Instructor: Ian Lord

Ian has an MBA and is a real estate investor, former health professions educator, and Air Force veteran.

Most tax matters are routine for individuals from year to year, but circumstances that can significantly impact someone's taxes may come up occasionally. Let's take a look at situations where a person might have major changes in his or her taxes.

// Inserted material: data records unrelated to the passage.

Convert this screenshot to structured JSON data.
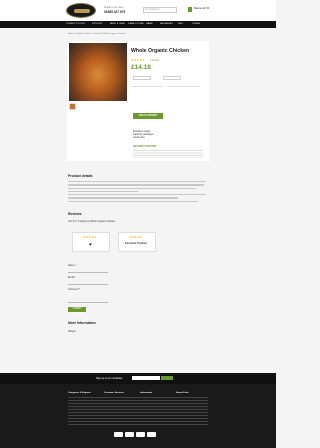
{
  "header": {
    "phone_label": "Speak to our team",
    "phone": "01885 427 679",
    "search_placeholder": "I'm looking for...",
    "basket_label": "Basket £0.00"
  },
  "nav": [
    "TURKEY & DUCK",
    "POULTRY",
    "BEEF & VEAL",
    "LAMB & PORK",
    "GAME",
    "SAUSAGES",
    "DELI",
    "OTHER"
  ],
  "breadcrumb": "Home / Poultry & Game / Chicken / Whole Organic Chicken",
  "product": {
    "title": "Whole Organic Chicken",
    "reviews_link": "1 review",
    "price": "£14.18",
    "add_to_basket": "ADD TO BASKET",
    "delivery_label": "DELIVERY OPTIONS",
    "bullets": [
      "Excellent quality",
      "Carefully packaged",
      "Great price"
    ]
  },
  "details": {
    "heading": "Product details"
  },
  "reviews": {
    "heading": "Reviews",
    "summary": "Our 5.0 / 5 rating for Whole Organic Chicken",
    "card2_title": "Excellent Product"
  },
  "form": {
    "name_label": "Name *",
    "email_label": "Email *",
    "comment_label": "Comment *",
    "submit": "SUBMIT REVIEW"
  },
  "more": {
    "heading": "More Information",
    "row_label": "Weight"
  },
  "footer": {
    "newsletter": "Sign up to our newsletter",
    "col1_title": "Categories & Regions",
    "col2_title": "Customer Services",
    "col3_title": "Information",
    "col4_title": "Social Links"
  }
}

Special Circumstances and Taxes

Bob is a financial planner who often advises clients who have experienced recent or ongoing special circumstances in their finances. Every year, we all file tax returns on our income, but, once in a while, we encounter some kind of major life event with which we don't have much experience. These unusual situations often involve tax considerations. Let's see what kind of guidance Bob gives to clients in these circumstances.

Audits and Fraud

Perhaps one of the biggest fears of Bob's clients is an audit of their taxes by the Internal Revenue Service (IRS). An audit is a detailed review of the records used to create a tax return and may occur randomly or because of specific triggers. Outright fraud as an attempt to illegally reduce the amount of taxes owed can be met with criminal penalties. Those with patterns of unusual financial activity or association with business partners who have unusual patterns or who are guilty of fraud may also be targeted for audits. If the taxpayer owes more money than was paid, the tax bill plus penalties will become due. An audit does not always result in a tax bill or penalty.

Bankruptcy

Occasionally, one of Bob's clients considers bankruptcy as a way to relieve the burden of crushing financial debts. Unfortunately, he must advise them that any taxes owed to the IRS typically cannot be discharged, or forgiven, in bankruptcy. If the IRS has placed a lien against a client's property, that problem will not be resolved with a bankruptcy filing.

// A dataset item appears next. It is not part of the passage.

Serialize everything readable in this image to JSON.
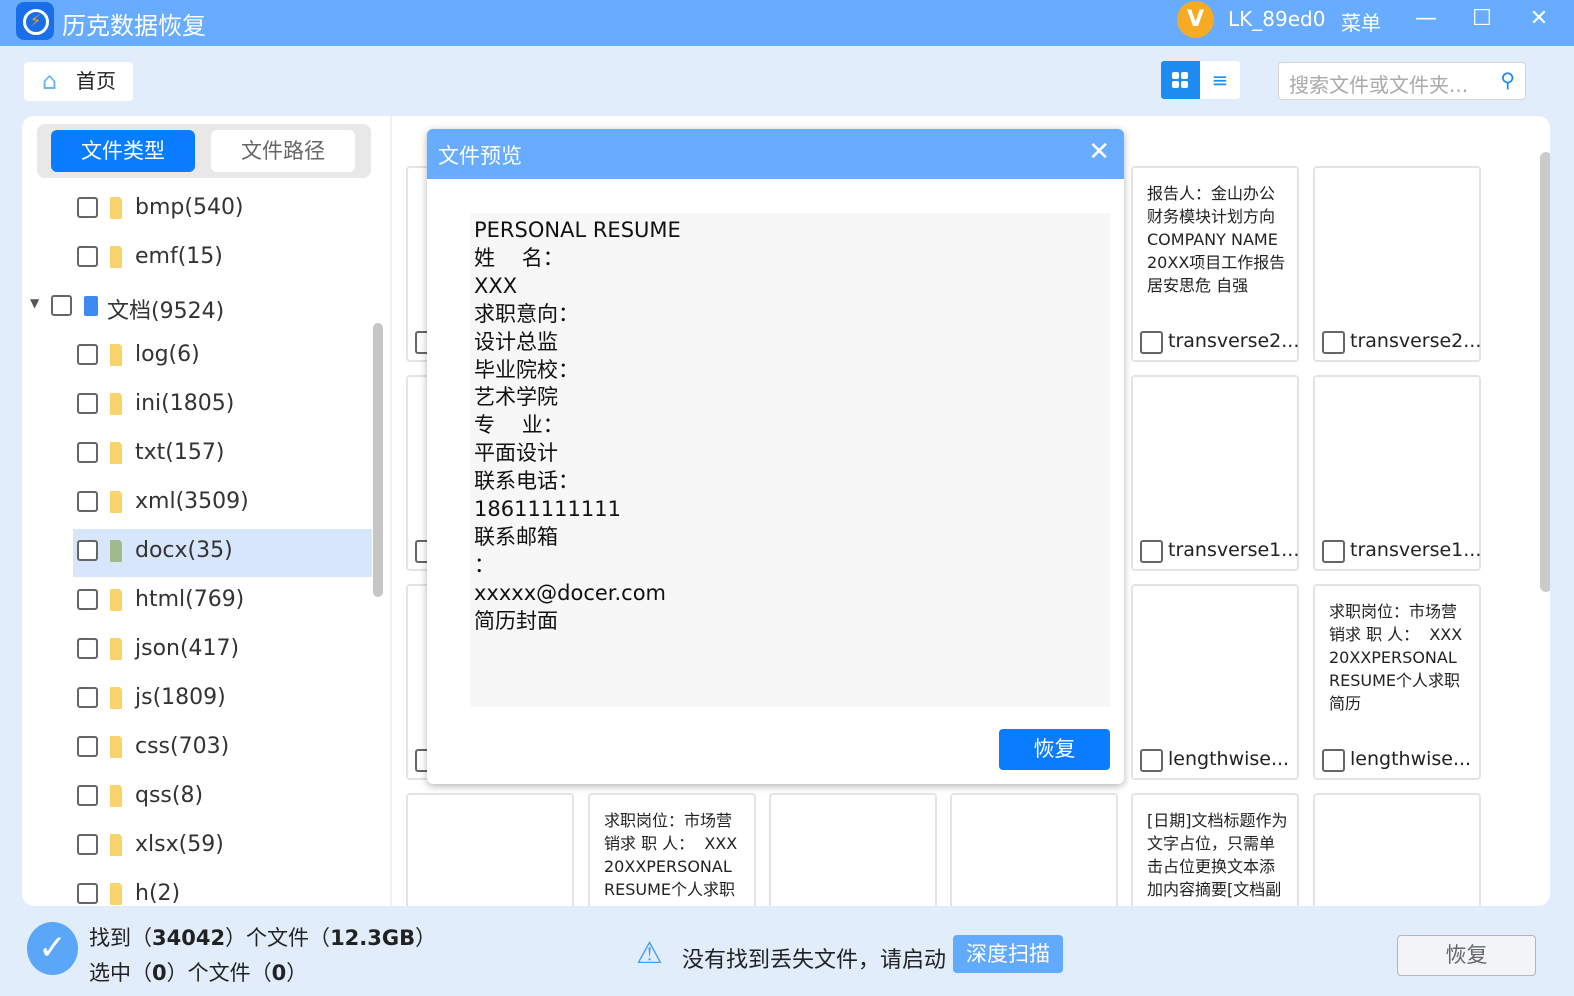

It is possible under some circumstances to discharge back taxes, but a number of rules must be met to qualify. To do so, the taxes must be income taxes and the client must have filed a tax return. Other taxes like the self-employment tax or Social Security payroll withholdings cannot be discharged. There must be no fraud involved, and the taxes must be more than three years old. Finally, the IRS must have assessed the taxes at least 240 days before the client files for bankruptcy.

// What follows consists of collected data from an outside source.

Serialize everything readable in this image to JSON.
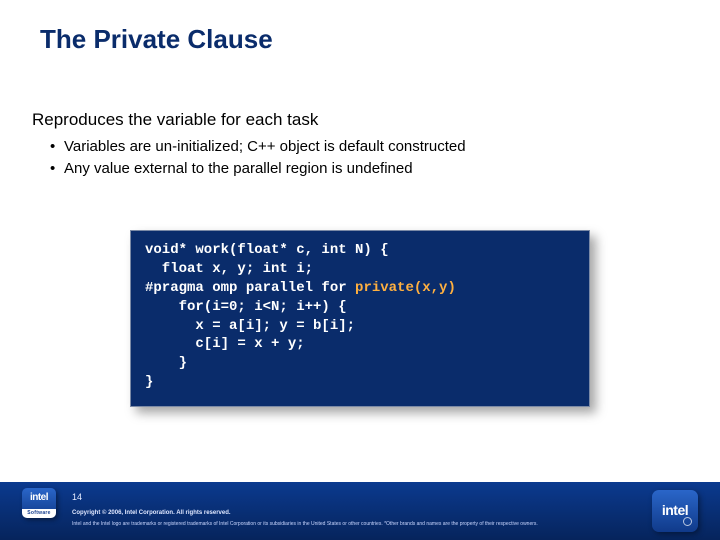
{
  "title": "The Private Clause",
  "lead": "Reproduces the variable for each task",
  "bullets": [
    "Variables are un-initialized; C++ object is default constructed",
    "Any value external to the parallel region is undefined"
  ],
  "code": {
    "l1a": "void* work(float* c, int N) {",
    "l2": "  float x, y; int i;",
    "l3a": "#pragma omp parallel for ",
    "l3b": "private(x,y)",
    "l4": "    for(i=0; i<N; i++) {",
    "l5": "      x = a[i]; y = b[i];",
    "l6": "      c[i] = x + y;",
    "l7": "    }",
    "l8": "}"
  },
  "badge": {
    "brand": "intel",
    "sublabel": "Software"
  },
  "footer": {
    "page": "14",
    "copyright": "Copyright © 2006, Intel Corporation. All rights reserved.",
    "legal": "Intel and the Intel logo are trademarks or registered trademarks of Intel Corporation or its subsidiaries in the United States or other countries. *Other brands and names are the property of their respective owners."
  }
}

Death, Disability, and Divorce

Let's say that one of Bob's clients is a woman, Mary, whose husband, Bill, has just died. She needs to be aware of two potential tax issues at stake: filing status and the estate tax. Mary can still file her taxes jointly for the year her husband died. After that, she can file as a qualified widow for the next two years if she still has minor children and hasn't remarried.

For couples with a high net worth, the estate tax is another concern. If the husband's half of their net worth was more than $5.43 million in 2015, for example, the IRS would assess a tax on the amount of the estate above that number. Mary and Bill aren't near this limit, but if Bob's other clients are close to reaching the limit established by the IRS, he can suggest they reduce or eliminate an estate tax bill by giving away or spending money before death.